Fauci: “Do children get infected? Yes, they do.”

Raskin: “Is COVID-19 going to magically disappear?”

Fauci: “I do not believe it would disappear because it’s such a highly transmissible virus.”

Raskin: “Does wearing a mask give people COVID-19?

Fauci: “No.”

Raskin: “Is COVID-19 a hoax?”

Fauci: “No.”

Raskin: “Should people take hydroxychloroquine as a cure for COVID-19?”

Fauci: “The overwhelming cumulative evidence of properly conducted randomized controlled trials indicates no therapeutic efficacy.”

Raskin: “Can people cure themselves of COVID-19 by injecting themselves with disinfectant or bleach?”

Fauci: “No.”

On whether the Black Lives Matter protests led COVID-19 infections: Rep. Jim Jordan (D-Ohio) sparred with Fauci over a question asking him if the protests had contributed to the increase of U.S. cases when they began in early June.

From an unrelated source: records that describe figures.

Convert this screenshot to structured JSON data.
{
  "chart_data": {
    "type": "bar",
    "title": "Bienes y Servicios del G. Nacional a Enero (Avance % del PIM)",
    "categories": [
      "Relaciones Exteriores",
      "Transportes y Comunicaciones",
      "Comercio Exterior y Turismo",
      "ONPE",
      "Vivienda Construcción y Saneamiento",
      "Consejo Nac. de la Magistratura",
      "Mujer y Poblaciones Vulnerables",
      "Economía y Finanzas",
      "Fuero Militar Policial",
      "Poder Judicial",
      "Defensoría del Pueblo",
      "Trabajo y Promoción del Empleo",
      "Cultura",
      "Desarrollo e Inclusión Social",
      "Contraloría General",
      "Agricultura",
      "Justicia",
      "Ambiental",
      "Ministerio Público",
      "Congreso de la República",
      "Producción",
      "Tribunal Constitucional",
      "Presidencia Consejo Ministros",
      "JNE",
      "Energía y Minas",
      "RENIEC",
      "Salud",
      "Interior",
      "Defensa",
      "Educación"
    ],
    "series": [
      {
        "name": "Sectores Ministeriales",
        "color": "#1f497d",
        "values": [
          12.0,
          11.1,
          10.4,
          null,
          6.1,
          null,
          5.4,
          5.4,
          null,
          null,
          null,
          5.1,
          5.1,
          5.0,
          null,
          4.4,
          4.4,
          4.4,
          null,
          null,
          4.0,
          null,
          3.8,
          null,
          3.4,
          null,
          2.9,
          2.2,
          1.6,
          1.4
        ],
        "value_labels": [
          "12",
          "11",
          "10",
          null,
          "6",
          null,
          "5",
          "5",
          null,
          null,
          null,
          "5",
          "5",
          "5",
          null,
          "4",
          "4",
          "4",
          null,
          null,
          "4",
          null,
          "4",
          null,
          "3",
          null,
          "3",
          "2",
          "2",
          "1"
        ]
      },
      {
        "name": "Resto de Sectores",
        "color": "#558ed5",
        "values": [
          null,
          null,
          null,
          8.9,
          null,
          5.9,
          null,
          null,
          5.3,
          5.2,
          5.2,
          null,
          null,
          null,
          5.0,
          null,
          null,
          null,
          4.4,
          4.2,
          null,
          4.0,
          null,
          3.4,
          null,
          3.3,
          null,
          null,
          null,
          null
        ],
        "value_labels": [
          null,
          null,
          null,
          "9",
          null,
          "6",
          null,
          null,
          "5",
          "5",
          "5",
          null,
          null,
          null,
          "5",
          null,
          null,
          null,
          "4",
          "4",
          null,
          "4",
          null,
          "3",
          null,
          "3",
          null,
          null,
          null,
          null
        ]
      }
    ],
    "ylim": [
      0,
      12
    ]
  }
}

Fauci declined to comment on whether people should protest, saying “I’m not in a position to determine what the government can do in a forceful way”, but he noted that spending time in crowds of any kind, especially when not wearing a mask, is risky. A working paper by the National Bureau of Economic Research that was published in June found the protests did not lead to “COVID-19 case” growth in the three weeks after the protests began. The paper was later entered into the record.